Electronic Arts is one of the largest video game publishers in the world. Investors should think of the business in two main segments: sports and non-sports games. Since the dawn of mainstream video game consoles, EA Sports has been a leader in sports simulation games. Currently, it has two monster franchises in FIFA Soccer and Madden NFL, along with other smaller titles in hockey, golf, and Formula One. In the non-sports category, EA publishes a variety of franchises, the most important being Battlefield, Apex Legends, and The Sims.

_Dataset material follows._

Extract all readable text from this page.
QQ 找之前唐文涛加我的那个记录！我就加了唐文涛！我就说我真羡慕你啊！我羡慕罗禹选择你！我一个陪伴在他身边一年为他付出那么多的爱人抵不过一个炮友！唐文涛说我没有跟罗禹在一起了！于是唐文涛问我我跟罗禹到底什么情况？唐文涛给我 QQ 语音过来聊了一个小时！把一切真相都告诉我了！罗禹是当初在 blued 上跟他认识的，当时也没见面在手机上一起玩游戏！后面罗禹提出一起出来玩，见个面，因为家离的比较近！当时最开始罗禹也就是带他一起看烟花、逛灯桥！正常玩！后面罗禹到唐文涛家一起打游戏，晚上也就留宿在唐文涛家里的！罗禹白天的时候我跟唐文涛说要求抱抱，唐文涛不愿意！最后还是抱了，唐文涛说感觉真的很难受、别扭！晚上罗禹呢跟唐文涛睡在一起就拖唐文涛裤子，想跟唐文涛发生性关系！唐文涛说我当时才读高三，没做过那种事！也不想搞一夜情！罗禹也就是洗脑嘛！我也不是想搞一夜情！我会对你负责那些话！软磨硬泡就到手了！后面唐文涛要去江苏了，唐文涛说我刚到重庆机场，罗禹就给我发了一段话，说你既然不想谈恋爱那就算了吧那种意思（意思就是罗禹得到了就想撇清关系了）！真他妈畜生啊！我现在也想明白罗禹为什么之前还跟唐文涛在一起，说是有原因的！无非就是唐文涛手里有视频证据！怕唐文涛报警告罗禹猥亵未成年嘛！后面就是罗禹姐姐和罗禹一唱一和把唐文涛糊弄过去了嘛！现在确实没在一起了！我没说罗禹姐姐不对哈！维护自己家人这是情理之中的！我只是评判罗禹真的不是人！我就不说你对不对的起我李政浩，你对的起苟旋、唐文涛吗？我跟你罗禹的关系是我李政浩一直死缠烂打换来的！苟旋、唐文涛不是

Through acquisitions and organic growth, EA has ridden the long-term tailwind of the video game industry over the past decade. In its fiscal year 2022, which ended in March, the company generated $7.5 billion in net bookings (the revenue equivalent for video games) and $1.9 billion in operating cash flow. Video games have gotten extremely profitable over the last decade for two reasons. First is the rise of in-game digital purchases like FIFA's Ultimate Team mode, where players can pay for upgraded players and different skills. Second is the transition from physical game discs to digital downloads for game purchases. Both are margin-accretive for publishers like EA and are trends that will, in all likelihood, continue this decade.

At a market cap of $34 billion, EA trades at a price-to-operating-cash-flow (P/OCF) of 18, or right around the market's average earnings multiple. With long-term tailwinds in gaming, durable sports franchises, and fast-growing games like Apex Legends, EA stock looks ready to put up solid returns for shareholders this decade.